Jonathan Majors, recently seen in the likes of Da 5 Bloods and When We Rise, makes a compelling Atticus Freeman, torn between duty and anger and determined to find out what’s happened to his father at all costs. He dreams of being the traditional hero, overcoming trials and tribulations like the figures in the stories he reads yet is no stranger to the realities of life. Jurnee Smollett as the sassy and spirited Leti strikes the right counter-balance as someone who seems initially elf-centred and opportunistic but is more often simply rebelling as much as she can in a society that restricts her. Screen veteran Courtney B. Vance’s Uncle George, the author of a travel-guide book guiding people of colour as to where they can travel safely exhibits his own world-weary way of dealing with the obstacles he frequently faces. It’s a powerful central ensemble who breathe life into both the fantastical and mundane aspects of the tale.
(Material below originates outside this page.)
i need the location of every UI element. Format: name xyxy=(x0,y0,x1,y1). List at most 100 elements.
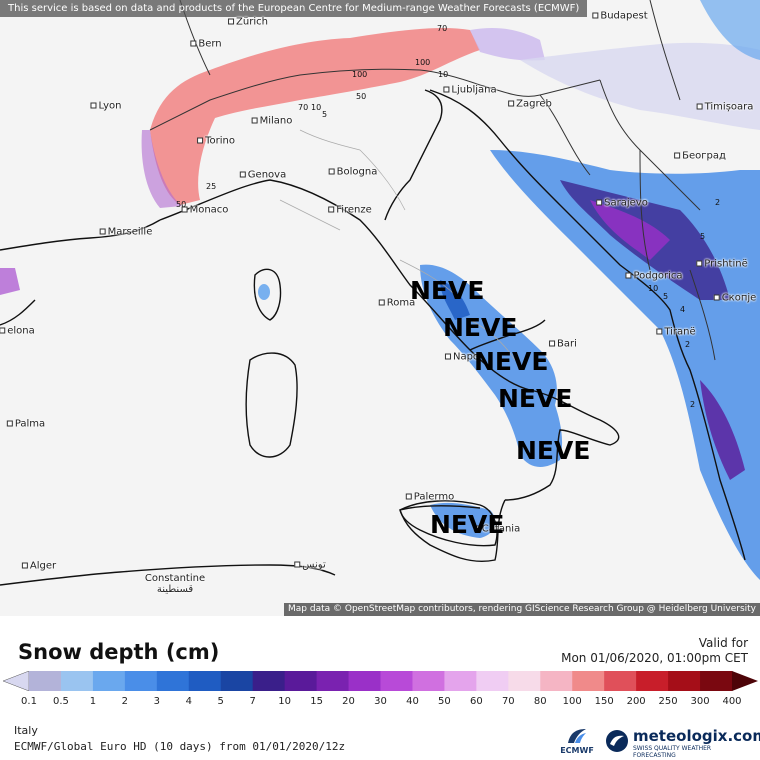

Like City of Angels, music plays a part in demonstrating the pulse of the city and there’s an extended song sequence with Ruby (Wunmi Mosaku) and Leti belting out some bluesy numbers from a street-side stage (doubling as Leti’s introduction) as Atticus opens up a fire hydrant to cool the hot summer night and giving the viewer a break from some of the more depressing elements. The soundtrack is great, the streets wonderfully blanketed in neon hues and it’s yet another example of cable shows and the high production values we’re currently privileged to watch as we glimpse days gone by before paradise became another parking lot.
This opener, entitled ‘Sundown‘, for a variety of reasons that become obvious, is another strong entry in HBO‘s arsenal (though, c’mon, how appropriate would it have been to see Cthulhu on hulu?) and will be interesting to see whether the show can find a balance between exploring the overt prejudices of the day and the monster requirements of its title. It’s a series that needs both to play their parts without becoming respectively too preachy or too absurd and so far it succeeds, also managing to infuse some humour, though never tipping it into ridicule.
It’s a monstrously promising opener.